The developer of Bear Simulator, a Kickstarter-project-turned-Steam-release in which players take on the role of a bear, says he will no longer work on the game, thanks to “drama” following its launch.

In a campaign update on Kickstarter over the weekend, developer John Farjay of Farjay Studios wrote that “making any updates or going further is basically a lost cause now,” due to the game’s reception. While backers and the majority of players on Steam, on which Bear Simulator launched Feb. 26, have spoken positively of the humorous game, Farjay referred to its most vocal, negative reviewers as the cause of his frustration.

Most notably, that includes PewDiePie, the popular YouTube streamer whose videos attract millions of views. After Farjay made Bear Simulator widely available, PewDiePie tried out the game — and was not a fan of the first-person animal adventure.

“This video is more of a PSA of ‘don’t buy this game,'” he says during the six-minute takedown, which you can watch above.
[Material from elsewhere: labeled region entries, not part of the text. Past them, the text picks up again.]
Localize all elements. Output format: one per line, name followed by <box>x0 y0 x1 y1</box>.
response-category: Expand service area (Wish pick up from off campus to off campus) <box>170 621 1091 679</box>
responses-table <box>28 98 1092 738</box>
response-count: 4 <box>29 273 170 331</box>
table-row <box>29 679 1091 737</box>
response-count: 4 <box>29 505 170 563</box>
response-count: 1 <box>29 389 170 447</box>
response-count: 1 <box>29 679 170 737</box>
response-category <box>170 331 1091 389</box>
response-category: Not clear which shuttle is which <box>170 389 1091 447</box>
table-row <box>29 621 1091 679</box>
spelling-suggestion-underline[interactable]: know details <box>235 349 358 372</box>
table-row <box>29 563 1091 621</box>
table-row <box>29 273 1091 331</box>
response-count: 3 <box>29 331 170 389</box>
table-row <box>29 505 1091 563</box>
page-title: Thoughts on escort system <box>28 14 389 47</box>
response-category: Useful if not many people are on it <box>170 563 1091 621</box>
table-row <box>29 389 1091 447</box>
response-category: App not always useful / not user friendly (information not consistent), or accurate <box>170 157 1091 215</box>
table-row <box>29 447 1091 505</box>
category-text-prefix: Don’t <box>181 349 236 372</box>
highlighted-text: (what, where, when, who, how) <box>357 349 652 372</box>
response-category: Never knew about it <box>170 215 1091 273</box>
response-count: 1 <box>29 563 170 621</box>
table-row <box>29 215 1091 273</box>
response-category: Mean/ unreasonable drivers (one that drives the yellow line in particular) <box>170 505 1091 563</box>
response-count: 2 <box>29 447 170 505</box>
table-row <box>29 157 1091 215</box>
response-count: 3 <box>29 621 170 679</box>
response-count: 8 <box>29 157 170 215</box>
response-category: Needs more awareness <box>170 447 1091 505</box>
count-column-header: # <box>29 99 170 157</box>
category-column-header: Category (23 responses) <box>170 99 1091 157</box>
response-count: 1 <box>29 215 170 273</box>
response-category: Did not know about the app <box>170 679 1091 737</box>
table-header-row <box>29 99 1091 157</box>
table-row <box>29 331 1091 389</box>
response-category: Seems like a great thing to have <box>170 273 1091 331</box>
The viral video star, who mentions the game’s positive reception at that time, later made his Bear Simulator video private on YouTube, but it remains watchable on his website.

Farjay doesn’t call out PewDiePie in his Kickstarter post, and neither do many of the negative Steam reviews. Those instead claim the game emphasizes jokes over actual gameplay, with many citing the lack of gameplay or poor controls. The “most helpful” comment on the Steam marketplace stated that the developer flagged the review for “abuse,” and that the developer deleted the reviewer’s forum post citing the game as “a mess.”

In his Kickstarter update, Farjay did mention he’ll continue to offer updates as promised to campaign backers, including an exclusive environment and “other fixes.” These will cease to be added once backers are “happy and content,” he wrote.

Whether this represents the end of the road for the indie developer, who launched the Kickstarter campaign in March 2014 and raised over $100,000, remains uncertain.

“Must be doing this PC game dev thing wrong because it is way too hard to stay happy and productive,” Farjay concluded his post.

We’ve reached out to Farjay for comment and will update accordingly.